Christian Schad zählt zu den bedeutenden deutschen Protagonisten der Moderne. Er gilt als Leitfigur der „Neuen Sachlichkeit“ der 1920er Jahre in Europa. Sein Schaffen reflektiert einen  großen Teil der bedeutenden Kunstbewegungen des 20. Jahrhunderts von „Dada“ und „Expressionismus“ bis hin zu den Experimenten in der Kunst nach 1945 („Magischer Realismus“). Seine Fotogramme oder „Schadographien“ (Fotografien ohne Kamera), die er in der Zeit nach dem I. Weltkrieg entwickelte und in den 1960er Jahren wieder aufgriff, begründen neben den „Ikonen“ der Neuen Sachlichkeit heute seinen Weltruhm.

Christian Schad stand sein Leben lang in Kontakt mit wichtigen Vertretern der Avantgarde, u. a. Walter Serner, Tristan Tzara, Francis Picabia, Alexander Archipenko und lebte in den künstlerischen Zentren der Epoche, Zürich, Genf, Wien, Rom , Paris und Berlin,… Sein Werk spiegelt diese vielfältigen Auseinandersetzungen wider und bietet so einen einzigartigen Zugang zur Kunst des 20. Jahrhunderts.
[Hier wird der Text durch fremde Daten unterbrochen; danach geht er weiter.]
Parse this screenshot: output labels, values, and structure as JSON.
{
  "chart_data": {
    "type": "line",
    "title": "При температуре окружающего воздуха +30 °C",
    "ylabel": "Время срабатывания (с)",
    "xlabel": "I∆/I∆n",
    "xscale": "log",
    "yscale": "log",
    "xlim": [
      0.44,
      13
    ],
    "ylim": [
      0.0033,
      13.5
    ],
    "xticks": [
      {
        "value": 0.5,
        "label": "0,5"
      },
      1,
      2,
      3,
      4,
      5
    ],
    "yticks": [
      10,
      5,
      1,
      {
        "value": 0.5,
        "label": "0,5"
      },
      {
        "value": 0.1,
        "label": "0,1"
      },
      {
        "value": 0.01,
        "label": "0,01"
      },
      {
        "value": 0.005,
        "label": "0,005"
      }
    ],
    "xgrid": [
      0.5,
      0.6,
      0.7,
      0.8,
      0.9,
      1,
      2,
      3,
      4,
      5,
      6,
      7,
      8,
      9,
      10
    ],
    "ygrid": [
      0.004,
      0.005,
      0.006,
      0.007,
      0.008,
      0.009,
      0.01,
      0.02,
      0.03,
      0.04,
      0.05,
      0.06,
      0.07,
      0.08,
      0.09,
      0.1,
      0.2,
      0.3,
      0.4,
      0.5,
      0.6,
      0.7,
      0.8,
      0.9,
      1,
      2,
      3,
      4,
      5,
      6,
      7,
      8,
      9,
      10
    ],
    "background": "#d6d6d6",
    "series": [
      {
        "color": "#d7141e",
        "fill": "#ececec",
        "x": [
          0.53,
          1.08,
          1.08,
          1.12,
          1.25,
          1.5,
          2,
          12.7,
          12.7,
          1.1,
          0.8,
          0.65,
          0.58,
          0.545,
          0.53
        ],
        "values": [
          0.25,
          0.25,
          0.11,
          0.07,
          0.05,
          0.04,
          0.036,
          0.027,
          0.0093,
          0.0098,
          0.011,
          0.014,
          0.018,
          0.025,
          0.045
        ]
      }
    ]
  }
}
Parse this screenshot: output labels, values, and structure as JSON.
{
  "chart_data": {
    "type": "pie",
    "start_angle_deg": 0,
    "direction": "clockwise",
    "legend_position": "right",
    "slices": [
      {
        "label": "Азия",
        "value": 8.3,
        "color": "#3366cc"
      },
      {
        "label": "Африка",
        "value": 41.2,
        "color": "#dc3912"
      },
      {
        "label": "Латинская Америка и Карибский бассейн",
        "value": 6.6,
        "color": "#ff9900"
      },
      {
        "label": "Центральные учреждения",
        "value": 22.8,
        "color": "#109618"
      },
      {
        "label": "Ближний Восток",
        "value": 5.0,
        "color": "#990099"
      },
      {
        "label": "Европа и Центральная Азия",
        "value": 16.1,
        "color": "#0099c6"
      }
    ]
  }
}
Im Jahr 1942 lebte Schad für einige Monate in Aschaffenburg, um private und öffentliche Aufträge zu erledigen. Sein Berliner Atelier wurde in dieser Zeit im Bombenkrieg zerstört. Seine spätere Frau Bettina Mittelstädt rettete in einer spektakulären Aktion seine heute weltweit bekannten Gemälde und brachte sie nach Aschaffenburg. Aus der zunächst provisorischen Übergangssituation wurde ein vier Jahrzehnte währender Aufenthalt. Bettina und Christian Schad sind in Keilberg bei Aschaffenburg begraben, wo sie zuletzt lebten.